A full ban may be imposed by November 12, if the app fails to strike a deal with an American buyer that alleviates concerns held by the Commerce Department.
TikTok, which is currently in crunch talks with American technology giant Oracle, said it would fight the ban and described the announcement as "disappointing".
“We’ve already committed to unprecedented levels of additional transparency and accountability well beyond what other apps are willing to do, including third-party audits, verification of code security, and US government oversight of US data security," a spokesman said.
Vanessa Pappas, TikTok's general manager and former Google executive, called on rivals Facebook and Instagram to challenge the order after Adam Mosseri, head of Instagram said that a US TikTok ban would be "quite bad for Instagram, Facebook, and the internet more broadly".
We agree that this type of ban would be bad for the industry. We invite Facebook and Instagram to publicly join our challenge and support our litigation. This is a moment to put aside our competition and focus on core principles like freedom of expression and due process of law.
— Vanessa Pappas (@v_ness) September 18, 2020
"We invite Facebook and Instagram to publicly join our challenge and support our litigation," Miss Pappas said. "This is a moment to put aside our competition and focus on core principles like freedom of expression and due process of law."
The Commerce Department on Friday accused both WeChat and TikTok of being "active participants in China’s civil-military fusion." It said that they collect "vast swaths of data from users, including network activity, location data, and browsing and search histories."
Friday's announcement included greater restrictions on WeChat than on TikTok, which effectively throttle its service. This includes blocking data hosting and content caching, which makes the app slower and difficult to use. While WeChat will still be technically usable, most users will struggle to communicate on the app after Sunday night. It is likely that the same restrictions will be imposed upon TikTok if a deal is not worked out before the November deadline.
A WeChat spokesman said: "The restrictions announced today are unfortunate, but given our desire to provide ongoing services to our users in the US - for whom WeChat is an important communication tool - we will continue to discuss with the government and other stakeholders in the US ways to achieve a long-term solution."
The American Civil Liberties Union said the order was a violation of American's First Amendment rights and "harms the privacy and security of millions of existing TikTok and WeChat users in the United States by blocking software updates, which can fix vulnerabilities and make the apps more secure".

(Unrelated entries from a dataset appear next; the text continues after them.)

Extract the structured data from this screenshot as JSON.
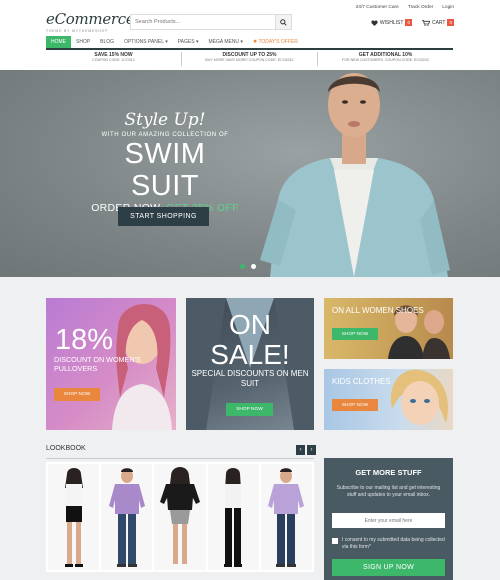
{
  "header": {
    "logo_text": "eCommerce",
    "logo_tagline": "THEME BY MYTHEMESHOP",
    "search": {
      "placeholder": "Search Products..."
    },
    "top_links": [
      "24/7 Customer Care",
      "Track Order",
      "Login"
    ],
    "wishlist": {
      "label": "WISHLIST",
      "count": "0"
    },
    "cart": {
      "label": "CART",
      "count": "0"
    }
  },
  "nav": {
    "items": [
      "HOME",
      "SHOP",
      "BLOG",
      "OPTIONS PANEL ▾",
      "PAGES ▾",
      "MEGA MENU ▾",
      "TODAY'S OFFER"
    ],
    "active": "HOME"
  },
  "promos": [
    {
      "title": "SAVE 15% NOW",
      "sub": "COUPON CODE: 1CO312"
    },
    {
      "title": "DISCOUNT UP TO 25%",
      "sub": "BUY MORE SAVE MORE! COUPON CODE: ECO3242"
    },
    {
      "title": "GET ADDITIONAL 10%",
      "sub": "FOR NEW CUSTOMERS. COUPON CODE: EC03242"
    }
  ],
  "hero": {
    "style_up": "Style Up!",
    "with_text": "WITH OUR AMAZING COLLECTION OF",
    "headline": "SWIM SUIT",
    "order_text": "ORDER NOW,",
    "offer_text": "GET 35% OFF",
    "button": "START SHOPPING"
  },
  "banners": {
    "pullovers": {
      "percent": "18%",
      "text": "DISCOUNT ON WOMEN'S PULLOVERS",
      "button": "SHOP NOW"
    },
    "sale": {
      "headline": "ON SALE!",
      "sub": "SPECIAL DISCOUNTS ON MEN SUIT",
      "button": "SHOP NOW"
    },
    "women_shoes": {
      "label": "ON ALL WOMEN SHOES",
      "button": "SHOP NOW"
    },
    "kids": {
      "label": "KIDS CLOTHES",
      "button": "SHOP NOW"
    }
  },
  "lookbook": {
    "title": "LOOKBOOK",
    "prev": "‹",
    "next": "›"
  },
  "newsletter": {
    "title": "GET MORE STUFF",
    "text": "Subscribe to our mailing list and get interesting stuff and updates to your email inbox.",
    "placeholder": "Enter your email here",
    "consent": "I consent to my submitted data being collected via this form*",
    "button": "SIGN UP NOW"
  },
  "colors": {
    "accent": "#3db86b",
    "dark": "#2d3e47",
    "orange": "#e9873f",
    "badge": "#e9573f"
  }
}
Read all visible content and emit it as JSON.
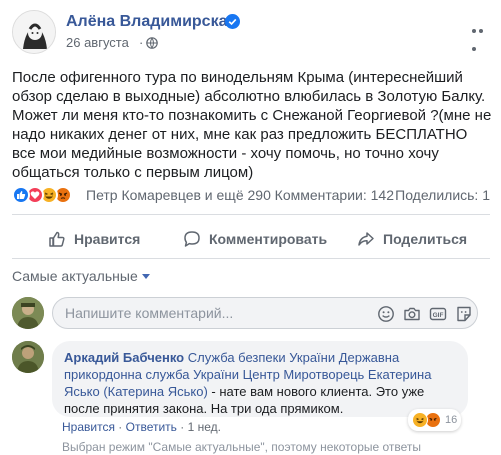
{
  "post": {
    "author": "Алёна Владимирская",
    "date": "26 августа",
    "date_separator": "·",
    "text": "После офигенного тура по винодельням Крыма (интереснейший обзор сделаю в выходные) абсолютно влюбилась в Золотую Балку. Может ли меня кто-то познакомить с Снежаной Георгиевой ?(мне не надо никаких денег от них, мне как раз предложить БЕСПЛАТНО все мои медийные возможности - хочу помочь, но точно хочу общаться только с первым лицом)",
    "reactors": "Петр Комаревцев и ещё 290",
    "comments_count": "Комментарии: 142",
    "shares_count": "Поделились: 1"
  },
  "actions": {
    "like": "Нравится",
    "comment": "Комментировать",
    "share": "Поделиться"
  },
  "comments_section": {
    "sort_label": "Самые актуальные",
    "input_placeholder": "Напишите комментарий...",
    "comment": {
      "author": "Аркадий Бабченко",
      "mentions": "Служба безпеки України Державна прикордонна служба України Центр Миротворець Екатерина Ясько (Катерина Ясько)",
      "text": " - нате вам нового клиента. Это уже после принятия закона. На три ода прямиком.",
      "like_label": "Нравится",
      "reply_label": "Ответить",
      "time": "1 нед.",
      "separator": "·",
      "reactions_count": "16"
    },
    "truncated_note": "Выбран режим \"Самые актуальные\", поэтому некоторые ответы"
  },
  "colors": {
    "link": "#385898",
    "like_blue": "#1877f2",
    "love_red": "#f33e58",
    "haha_yellow": "#f7b125",
    "angry_orange": "#e9710f"
  },
  "icons": [
    "verified-icon",
    "globe-icon",
    "more-options-icon",
    "like-reaction-icon",
    "love-reaction-icon",
    "haha-reaction-icon",
    "angry-reaction-icon",
    "thumbs-up-icon",
    "comment-icon",
    "share-icon",
    "smiley-icon",
    "camera-icon",
    "gif-icon",
    "sticker-icon"
  ]
}
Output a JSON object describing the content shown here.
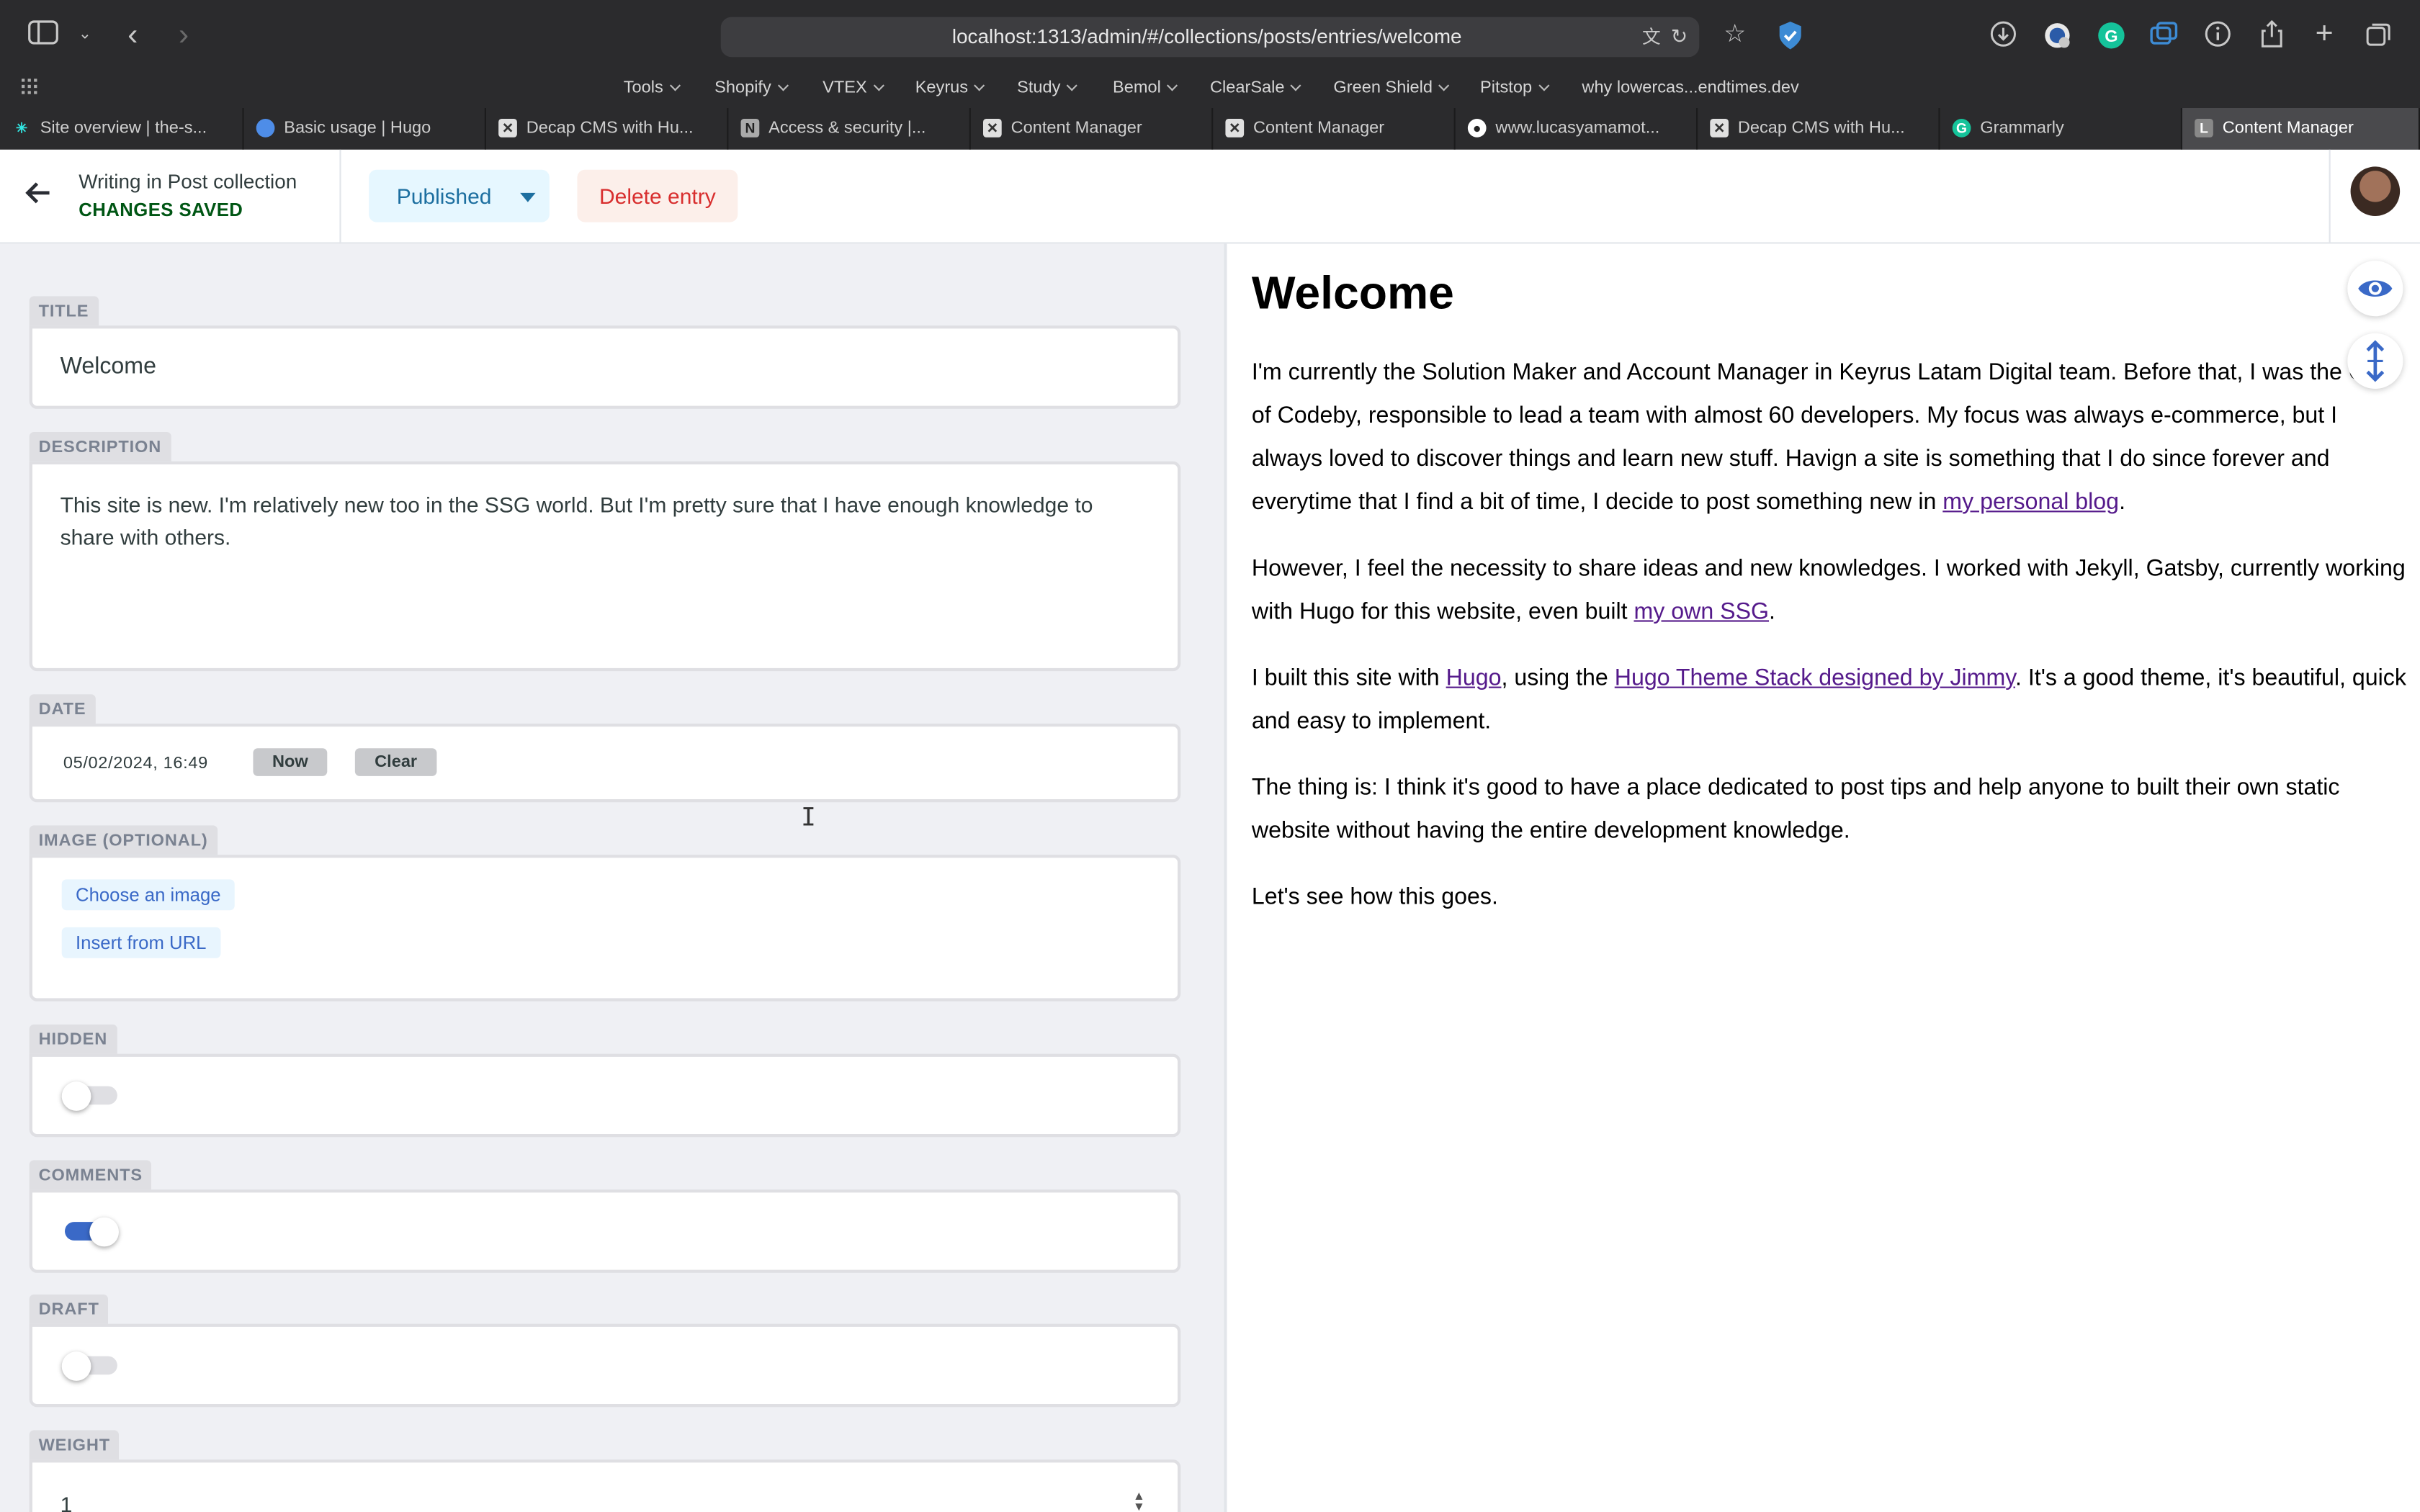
{
  "browser": {
    "url": "localhost:1313/admin/#/collections/posts/entries/welcome",
    "bookmarks": [
      {
        "label": "Tools"
      },
      {
        "label": "Shopify"
      },
      {
        "label": "VTEX"
      },
      {
        "label": "Keyrus"
      },
      {
        "label": "Study"
      },
      {
        "label": "Bemol"
      },
      {
        "label": "ClearSale"
      },
      {
        "label": "Green Shield"
      },
      {
        "label": "Pitstop"
      },
      {
        "label": "why lowercas...endtimes.dev"
      }
    ],
    "tabs": [
      {
        "label": "Site overview | the-s...",
        "icon": "netlify-icon",
        "color": "#32e6e2"
      },
      {
        "label": "Basic usage | Hugo",
        "icon": "hugo-icon",
        "color": "#4e8de8"
      },
      {
        "label": "Decap CMS with Hu...",
        "icon": "x-icon",
        "color": "#e0e0e0"
      },
      {
        "label": "Access & security |...",
        "icon": "notion-icon",
        "color": "#aaaaaa"
      },
      {
        "label": "Content Manager",
        "icon": "x-icon",
        "color": "#e0e0e0"
      },
      {
        "label": "Content Manager",
        "icon": "x-icon",
        "color": "#e0e0e0"
      },
      {
        "label": "www.lucasyamamot...",
        "icon": "github-icon",
        "color": "#ffffff"
      },
      {
        "label": "Decap CMS with Hu...",
        "icon": "x-icon",
        "color": "#e0e0e0"
      },
      {
        "label": "Grammarly",
        "icon": "grammarly-icon",
        "color": "#15c39a"
      },
      {
        "label": "Content Manager",
        "icon": "l-icon",
        "color": "#888888",
        "active": true
      }
    ]
  },
  "header": {
    "entry_title": "Writing in Post collection",
    "entry_status": "CHANGES SAVED",
    "publish_label": "Published",
    "delete_label": "Delete entry"
  },
  "fields": {
    "title": {
      "label": "TITLE",
      "value": "Welcome"
    },
    "description": {
      "label": "DESCRIPTION",
      "value": "This site is new. I'm relatively new too in the SSG world. But I'm pretty sure that I have enough knowledge to share with others."
    },
    "date": {
      "label": "DATE",
      "value": "05/02/2024, 16:49",
      "now_label": "Now",
      "clear_label": "Clear"
    },
    "image": {
      "label": "IMAGE (OPTIONAL)",
      "choose_label": "Choose an image",
      "url_label": "Insert from URL"
    },
    "hidden": {
      "label": "HIDDEN",
      "on": false
    },
    "comments": {
      "label": "COMMENTS",
      "on": true
    },
    "draft": {
      "label": "DRAFT",
      "on": false
    },
    "weight": {
      "label": "WEIGHT",
      "value": "1"
    }
  },
  "preview": {
    "title": "Welcome",
    "p1": {
      "text": "I'm currently the Solution Maker and Account Manager in Keyrus Latam Digital team. Before that, I was the CTO of Codeby, responsible to lead a team with almost 60 developers. My focus was always e-commerce, but I always loved to discover things and learn new stuff. Havign a site is something that I do since forever and everytime that I find a bit of time, I decide to post something new in ",
      "link": "my personal blog",
      "tail": "."
    },
    "p2": {
      "text": "However, I feel the necessity to share ideas and new knowledges. I worked with Jekyll, Gatsby, currently working with Hugo for this website, even built ",
      "link": "my own SSG",
      "tail": "."
    },
    "p3": {
      "text": "I built this site with ",
      "link1": "Hugo",
      "mid": ", using the ",
      "link2": "Hugo Theme Stack designed by Jimmy",
      "tail": ". It's a good theme, it's beautiful, quick and easy to implement."
    },
    "p4": "The thing is: I think it's good to have a place dedicated to post tips and help anyone to built their own static website without having the entire development knowledge.",
    "p5": "Let's see how this goes."
  },
  "colors": {
    "accent": "#3a69c7",
    "status_saved": "#005614",
    "delete": "#d82e2e",
    "link_visited": "#551a8b"
  }
}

Wilbur Ross, US Commerce Secretary, said: "Today’s actions prove once again that President Trump will do everything in his power to guarantee our national security and protect Americans from the threats of the Chinese Communist Party.
"At the President’s direction, we have taken significant action to combat China’s malicious collection of American citizens’ personal data, while promoting our national values, democratic rules-based norms, and aggressive enforcement of US laws and regulations.”
Microsoft had planned to purchase the company's US operations, but Oracle emerged last week as the leading contender to partner with TikTok to ease regulatory concerns.
President Donald Trump has tried to engineer a sale of TikTok to American investors, stating that the treasury should get a cut of the deal.
Spokesmen from Apple and Google did not respond to a request for comment.